En réaction à la volonté politique de faire des neurosciences un fondement pour l’école de demain plutôt qu’un seul éclairage parmi d’autres, on a vu (ré-)émerger un ensemble complexe de discours issus de nombreux domaines scientifiques autour de la question des apprentissages. En se concentrant exclusivement sur les neurosciences, Jean-Michel Blanquer a finalement redonné toute sa place lien au entre recherche et pratiques pédagogiques et offre à notre communauté l’opportunité de travailler sur l’ensemble complexe des domaines scientifiques qui contribuent à mieux appréhender les apprentissages en milieu non naturel (scolaire et universitaire). Dans ce contexte, le 41e congrès de l’Apliut sera l’occasion de faire le point sur les apports passés, présents et futurs de ces différents domaines en s’efforçant de joindre plutôt que de disjoindre les différentes sciences contributives à l’enseignement / apprentissage des langues. Nous proposons pour cela deux grands axes de réflexion (non-exhaustifs) et quelques exemples de questions possibles :

Axe 1 – Sciences et enseignements / apprentissages des langues. Que nous disent les différents domaines scientifiques (didactique, linguistique, neurolinguistique, neurosciences, philosophie, phonologie, psychologie, psychanalyse, psycholinguistique, sociolinguistique, sociologie, traitement automatisé des langues) sur les apprentissages en général, et sur les apprentissages des langues en particulier ? Comment ces différents domaines scientifiques interagissent-ils ? Quelles recommandations ces différents domaines proposent-ils aux institutions scolaires et universitaires ? Quels résultats scientifiques peuvent être mis au service des enseignants, des apprenants ?

Axe 2 – Sciences et pratiques pédagogiques en langues générales et de spécialité.
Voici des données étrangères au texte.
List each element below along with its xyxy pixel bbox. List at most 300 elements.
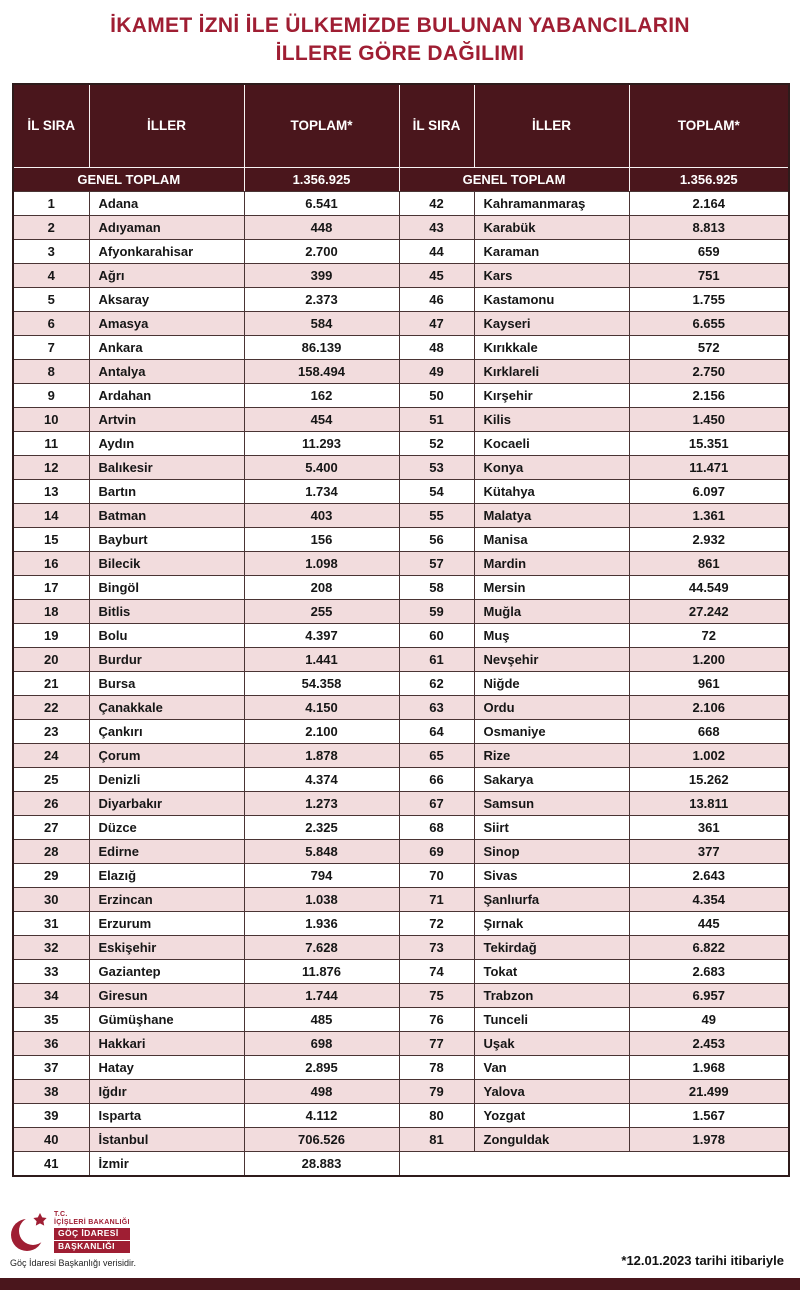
cell-rank: 62 — [399, 672, 474, 696]
cell-rank: 46 — [399, 288, 474, 312]
cell-rank: 66 — [399, 768, 474, 792]
cell-total: 1.441 — [244, 648, 399, 672]
cell-rank: 30 — [13, 888, 89, 912]
cell-province: Bayburt — [89, 528, 244, 552]
genel-toplam-value-left: 1.356.925 — [244, 168, 399, 192]
cell-province: Artvin — [89, 408, 244, 432]
cell-rank: 63 — [399, 696, 474, 720]
cell-province: Adana — [89, 192, 244, 216]
cell-province: Hakkari — [89, 1032, 244, 1056]
table-row — [13, 1056, 789, 1080]
table-row — [13, 936, 789, 960]
page-title — [0, 12, 800, 67]
cell-rank: 5 — [13, 288, 89, 312]
cell-province: Kilis — [474, 408, 629, 432]
cell-province: Burdur — [89, 648, 244, 672]
cell-rank: 81 — [399, 1128, 474, 1152]
cell-rank: 56 — [399, 528, 474, 552]
cell-rank: 3 — [13, 240, 89, 264]
cell-total: 15.351 — [629, 432, 789, 456]
cell-province: Aydın — [89, 432, 244, 456]
cell-total: 961 — [629, 672, 789, 696]
table-row — [13, 1152, 789, 1177]
table-row — [13, 528, 789, 552]
cell-total: 2.100 — [244, 720, 399, 744]
cell-total: 498 — [244, 1080, 399, 1104]
table-row — [13, 648, 789, 672]
cell-rank: 35 — [13, 1008, 89, 1032]
header-il-sira-right: İL SIRA — [399, 84, 474, 168]
cell-province: Kütahya — [474, 480, 629, 504]
cell-province: Sivas — [474, 864, 629, 888]
cell-total: 2.643 — [629, 864, 789, 888]
cell-rank: 65 — [399, 744, 474, 768]
table-row — [13, 768, 789, 792]
cell-total: 448 — [244, 216, 399, 240]
cell-rank: 6 — [13, 312, 89, 336]
cell-rank: 39 — [13, 1104, 89, 1128]
bottom-bar — [0, 1278, 800, 1290]
cell-total: 158.494 — [244, 360, 399, 384]
cell-province: Ankara — [89, 336, 244, 360]
table-row — [13, 720, 789, 744]
cell-province: Kayseri — [474, 312, 629, 336]
cell-rank: 76 — [399, 1008, 474, 1032]
cell-rank: 48 — [399, 336, 474, 360]
cell-rank: 77 — [399, 1032, 474, 1056]
cell-province: Ağrı — [89, 264, 244, 288]
cell-rank: 67 — [399, 792, 474, 816]
logo-line-baskanligi: BAŞKANLIĞI — [54, 1241, 130, 1253]
cell-total: 6.655 — [629, 312, 789, 336]
cell-total: 255 — [244, 600, 399, 624]
cell-total: 361 — [629, 816, 789, 840]
cell-total: 1.098 — [244, 552, 399, 576]
cell-total: 399 — [244, 264, 399, 288]
cell-province: Sinop — [474, 840, 629, 864]
cell-total: 15.262 — [629, 768, 789, 792]
cell-rank: 41 — [13, 1152, 89, 1177]
cell-total: 445 — [629, 912, 789, 936]
cell-province: Yozgat — [474, 1104, 629, 1128]
cell-rank: 75 — [399, 984, 474, 1008]
cell-total: 794 — [244, 864, 399, 888]
cell-total: 1.450 — [629, 408, 789, 432]
cell-rank: 10 — [13, 408, 89, 432]
logo-line-tc: T.C. — [54, 1211, 68, 1219]
cell-rank: 12 — [13, 456, 89, 480]
cell-rank: 45 — [399, 264, 474, 288]
cell-rank: 70 — [399, 864, 474, 888]
cell-total: 72 — [629, 624, 789, 648]
cell-total: 2.106 — [629, 696, 789, 720]
header-iller-right: İLLER — [474, 84, 629, 168]
cell-total: 2.683 — [629, 960, 789, 984]
cell-province: Bingöl — [89, 576, 244, 600]
cell-rank: 78 — [399, 1056, 474, 1080]
table-header — [13, 84, 789, 168]
header-il-sira-left: İL SIRA — [13, 84, 89, 168]
table-row — [13, 1008, 789, 1032]
table-row — [13, 192, 789, 216]
table-row — [13, 744, 789, 768]
cell-province: Karaman — [474, 240, 629, 264]
cell-total: 54.358 — [244, 672, 399, 696]
cell-rank: 13 — [13, 480, 89, 504]
table-row — [13, 216, 789, 240]
table-row — [13, 264, 789, 288]
cell-province: Çanakkale — [89, 696, 244, 720]
cell-province: Aksaray — [89, 288, 244, 312]
footer — [10, 1209, 784, 1268]
cell-rank: 1 — [13, 192, 89, 216]
cell-rank: 25 — [13, 768, 89, 792]
cell-blank — [474, 1152, 629, 1177]
cell-total: 6.957 — [629, 984, 789, 1008]
cell-rank: 68 — [399, 816, 474, 840]
table-row — [13, 1032, 789, 1056]
cell-province: Eskişehir — [89, 936, 244, 960]
cell-rank: 34 — [13, 984, 89, 1008]
cell-total: 861 — [629, 552, 789, 576]
table-row — [13, 672, 789, 696]
cell-total: 8.813 — [629, 216, 789, 240]
cell-province: Düzce — [89, 816, 244, 840]
cell-total: 2.932 — [629, 528, 789, 552]
table-row — [13, 288, 789, 312]
cell-total: 2.156 — [629, 384, 789, 408]
genel-toplam-label-left: GENEL TOPLAM — [13, 168, 244, 192]
cell-total: 1.878 — [244, 744, 399, 768]
cell-rank: 60 — [399, 624, 474, 648]
cell-province: Çorum — [89, 744, 244, 768]
table-row — [13, 384, 789, 408]
cell-province: Bitlis — [89, 600, 244, 624]
table-row — [13, 912, 789, 936]
table-row — [13, 336, 789, 360]
cell-rank: 52 — [399, 432, 474, 456]
genel-toplam-label-right: GENEL TOPLAM — [399, 168, 629, 192]
cell-total: 659 — [629, 240, 789, 264]
cell-total: 698 — [244, 1032, 399, 1056]
cell-total: 1.968 — [629, 1056, 789, 1080]
cell-province: Rize — [474, 744, 629, 768]
cell-total: 584 — [244, 312, 399, 336]
goc-idaresi-logo — [10, 1209, 136, 1255]
table-row — [13, 816, 789, 840]
cell-total: 1.734 — [244, 480, 399, 504]
cell-rank: 53 — [399, 456, 474, 480]
cell-rank: 49 — [399, 360, 474, 384]
table-row — [13, 1128, 789, 1152]
cell-rank: 20 — [13, 648, 89, 672]
cell-province: Elazığ — [89, 864, 244, 888]
cell-total: 6.822 — [629, 936, 789, 960]
cell-blank — [629, 1152, 789, 1177]
cell-rank: 64 — [399, 720, 474, 744]
cell-province: Osmaniye — [474, 720, 629, 744]
cell-province: Niğde — [474, 672, 629, 696]
cell-rank: 8 — [13, 360, 89, 384]
cell-rank: 50 — [399, 384, 474, 408]
cell-rank: 58 — [399, 576, 474, 600]
table-row — [13, 624, 789, 648]
cell-rank: 26 — [13, 792, 89, 816]
cell-total: 454 — [244, 408, 399, 432]
cell-total: 7.628 — [244, 936, 399, 960]
cell-total: 1.038 — [244, 888, 399, 912]
cell-province: Erzurum — [89, 912, 244, 936]
cell-province: Kocaeli — [474, 432, 629, 456]
cell-rank: 11 — [13, 432, 89, 456]
cell-province: Mersin — [474, 576, 629, 600]
cell-province: Yalova — [474, 1080, 629, 1104]
provinces-table — [12, 83, 790, 1177]
cell-rank: 16 — [13, 552, 89, 576]
cell-province: Erzincan — [89, 888, 244, 912]
cell-province: Kırklareli — [474, 360, 629, 384]
cell-rank: 29 — [13, 864, 89, 888]
table-row — [13, 984, 789, 1008]
cell-province: Tekirdağ — [474, 936, 629, 960]
table-body — [13, 168, 789, 1177]
cell-province: Kahramanmaraş — [474, 192, 629, 216]
cell-total: 4.150 — [244, 696, 399, 720]
cell-total: 21.499 — [629, 1080, 789, 1104]
cell-province: Batman — [89, 504, 244, 528]
crescent-star-icon — [10, 1209, 50, 1255]
cell-rank: 59 — [399, 600, 474, 624]
cell-total: 1.936 — [244, 912, 399, 936]
cell-province: Muş — [474, 624, 629, 648]
cell-province: Bilecik — [89, 552, 244, 576]
cell-province: Karabük — [474, 216, 629, 240]
cell-total: 11.876 — [244, 960, 399, 984]
cell-province: Edirne — [89, 840, 244, 864]
cell-total: 162 — [244, 384, 399, 408]
cell-rank: 4 — [13, 264, 89, 288]
cell-rank: 7 — [13, 336, 89, 360]
cell-total: 2.750 — [629, 360, 789, 384]
cell-province: Balıkesir — [89, 456, 244, 480]
cell-province: Adıyaman — [89, 216, 244, 240]
cell-total: 27.242 — [629, 600, 789, 624]
cell-total: 11.293 — [244, 432, 399, 456]
cell-province: Diyarbakır — [89, 792, 244, 816]
cell-rank: 79 — [399, 1080, 474, 1104]
cell-rank: 73 — [399, 936, 474, 960]
cell-rank: 55 — [399, 504, 474, 528]
cell-province: Konya — [474, 456, 629, 480]
table-container — [12, 83, 788, 1177]
table-row — [13, 792, 789, 816]
cell-rank: 17 — [13, 576, 89, 600]
cell-total: 668 — [629, 720, 789, 744]
cell-rank: 42 — [399, 192, 474, 216]
table-row — [13, 600, 789, 624]
cell-rank: 40 — [13, 1128, 89, 1152]
header-toplam-left: TOPLAM* — [244, 84, 399, 168]
cell-total: 208 — [244, 576, 399, 600]
cell-province: Afyonkarahisar — [89, 240, 244, 264]
cell-total: 156 — [244, 528, 399, 552]
cell-province: Ardahan — [89, 384, 244, 408]
cell-total: 403 — [244, 504, 399, 528]
cell-rank: 72 — [399, 912, 474, 936]
cell-rank: 37 — [13, 1056, 89, 1080]
cell-total: 6.097 — [629, 480, 789, 504]
cell-total: 1.200 — [629, 648, 789, 672]
cell-province: Sakarya — [474, 768, 629, 792]
cell-province: Bursa — [89, 672, 244, 696]
cell-province: Denizli — [89, 768, 244, 792]
cell-total: 2.700 — [244, 240, 399, 264]
cell-province: Giresun — [89, 984, 244, 1008]
cell-province: Hatay — [89, 1056, 244, 1080]
cell-province: Kırşehir — [474, 384, 629, 408]
cell-total: 1.567 — [629, 1104, 789, 1128]
cell-rank: 2 — [13, 216, 89, 240]
header-iller-left: İLLER — [89, 84, 244, 168]
cell-province: Bolu — [89, 624, 244, 648]
table-row — [13, 432, 789, 456]
cell-province: Nevşehir — [474, 648, 629, 672]
table-row — [13, 696, 789, 720]
cell-province: Bartın — [89, 480, 244, 504]
cell-total: 1.755 — [629, 288, 789, 312]
cell-rank: 18 — [13, 600, 89, 624]
cell-total: 377 — [629, 840, 789, 864]
cell-total: 86.139 — [244, 336, 399, 360]
table-row — [13, 480, 789, 504]
cell-rank: 21 — [13, 672, 89, 696]
cell-total: 485 — [244, 1008, 399, 1032]
cell-province: Isparta — [89, 1104, 244, 1128]
table-row — [13, 408, 789, 432]
cell-total: 1.744 — [244, 984, 399, 1008]
table-row — [13, 960, 789, 984]
cell-rank: 22 — [13, 696, 89, 720]
cell-province: Tokat — [474, 960, 629, 984]
cell-total: 572 — [629, 336, 789, 360]
cell-total: 1.002 — [629, 744, 789, 768]
cell-province: Mardin — [474, 552, 629, 576]
cell-total: 13.811 — [629, 792, 789, 816]
cell-total: 2.373 — [244, 288, 399, 312]
cell-province: Şanlıurfa — [474, 888, 629, 912]
genel-toplam-row — [13, 168, 789, 192]
cell-province: Tunceli — [474, 1008, 629, 1032]
cell-province: Muğla — [474, 600, 629, 624]
cell-province: Manisa — [474, 528, 629, 552]
cell-rank: 38 — [13, 1080, 89, 1104]
cell-total: 2.895 — [244, 1056, 399, 1080]
cell-province: Gaziantep — [89, 960, 244, 984]
logo-text — [54, 1211, 130, 1253]
cell-rank: 33 — [13, 960, 89, 984]
cell-province: Van — [474, 1056, 629, 1080]
cell-rank: 51 — [399, 408, 474, 432]
cell-total: 4.397 — [244, 624, 399, 648]
table-row — [13, 888, 789, 912]
cell-province: Şırnak — [474, 912, 629, 936]
cell-province: Çankırı — [89, 720, 244, 744]
cell-rank: 23 — [13, 720, 89, 744]
table-row — [13, 1080, 789, 1104]
cell-total: 2.453 — [629, 1032, 789, 1056]
table-row — [13, 456, 789, 480]
cell-province: Kastamonu — [474, 288, 629, 312]
cell-total: 1.273 — [244, 792, 399, 816]
cell-total: 4.374 — [244, 768, 399, 792]
cell-total: 11.471 — [629, 456, 789, 480]
cell-total: 28.883 — [244, 1152, 399, 1177]
cell-total: 1.978 — [629, 1128, 789, 1152]
cell-province: Amasya — [89, 312, 244, 336]
cell-province: Ordu — [474, 696, 629, 720]
logo-line-goc-idaresi: GÖÇ İDARESİ — [54, 1228, 130, 1240]
cell-total: 49 — [629, 1008, 789, 1032]
table-row — [13, 552, 789, 576]
cell-total: 2.164 — [629, 192, 789, 216]
cell-rank: 69 — [399, 840, 474, 864]
cell-rank: 15 — [13, 528, 89, 552]
cell-total: 1.361 — [629, 504, 789, 528]
cell-rank: 43 — [399, 216, 474, 240]
cell-province: Trabzon — [474, 984, 629, 1008]
table-row — [13, 1104, 789, 1128]
table-row — [13, 240, 789, 264]
cell-province: Malatya — [474, 504, 629, 528]
cell-rank: 9 — [13, 384, 89, 408]
cell-rank: 80 — [399, 1104, 474, 1128]
table-row — [13, 576, 789, 600]
cell-total: 706.526 — [244, 1128, 399, 1152]
cell-rank: 27 — [13, 816, 89, 840]
genel-toplam-value-right: 1.356.925 — [629, 168, 789, 192]
cell-province: Gümüşhane — [89, 1008, 244, 1032]
cell-total: 5.848 — [244, 840, 399, 864]
cell-total: 5.400 — [244, 456, 399, 480]
cell-province: Antalya — [89, 360, 244, 384]
cell-rank: 54 — [399, 480, 474, 504]
cell-rank: 24 — [13, 744, 89, 768]
cell-province: Kırıkkale — [474, 336, 629, 360]
cell-total: 751 — [629, 264, 789, 288]
cell-rank: 44 — [399, 240, 474, 264]
cell-total: 4.112 — [244, 1104, 399, 1128]
cell-rank: 14 — [13, 504, 89, 528]
cell-total: 44.549 — [629, 576, 789, 600]
cell-rank: 31 — [13, 912, 89, 936]
cell-blank — [399, 1152, 474, 1177]
page-title-line1: İKAMET İZNİ İLE ÜLKEMİZDE BULUNAN YABANCILARIN — [110, 14, 690, 37]
cell-province: Kars — [474, 264, 629, 288]
cell-province: Iğdır — [89, 1080, 244, 1104]
cell-total: 6.541 — [244, 192, 399, 216]
table-row — [13, 312, 789, 336]
table-row — [13, 360, 789, 384]
cell-rank: 74 — [399, 960, 474, 984]
cell-rank: 28 — [13, 840, 89, 864]
cell-rank: 57 — [399, 552, 474, 576]
cell-province: İstanbul — [89, 1128, 244, 1152]
cell-total: 2.325 — [244, 816, 399, 840]
cell-rank: 19 — [13, 624, 89, 648]
header-toplam-right: TOPLAM* — [629, 84, 789, 168]
table-row — [13, 840, 789, 864]
cell-province: Uşak — [474, 1032, 629, 1056]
Quels résultats de recherche se trouvent exploités en classe de langue, dans le secteur Lansad notamment ? Comment ces résultats de recherches sont-ils transformés en pratique dans nos espaces de cours ? Certains cadres théoriques sont-ils particulièrement utiles pour penser un cours de langues et favoriser les processus d'apprentissage ? Quelles innovations sur le terrain pour et par la recherche-action ?

Comme depuis toujours, le comité scientifique du congrès de l’Apliut encourage en particulier les jeunes chercheurs, de tous horizons, mais aussi l’ensemble des chercheurs et praticiens, à venir partager leurs travaux les plus récents en lien avec les enseignements et les apprentissages des langues, de l’école à l’université.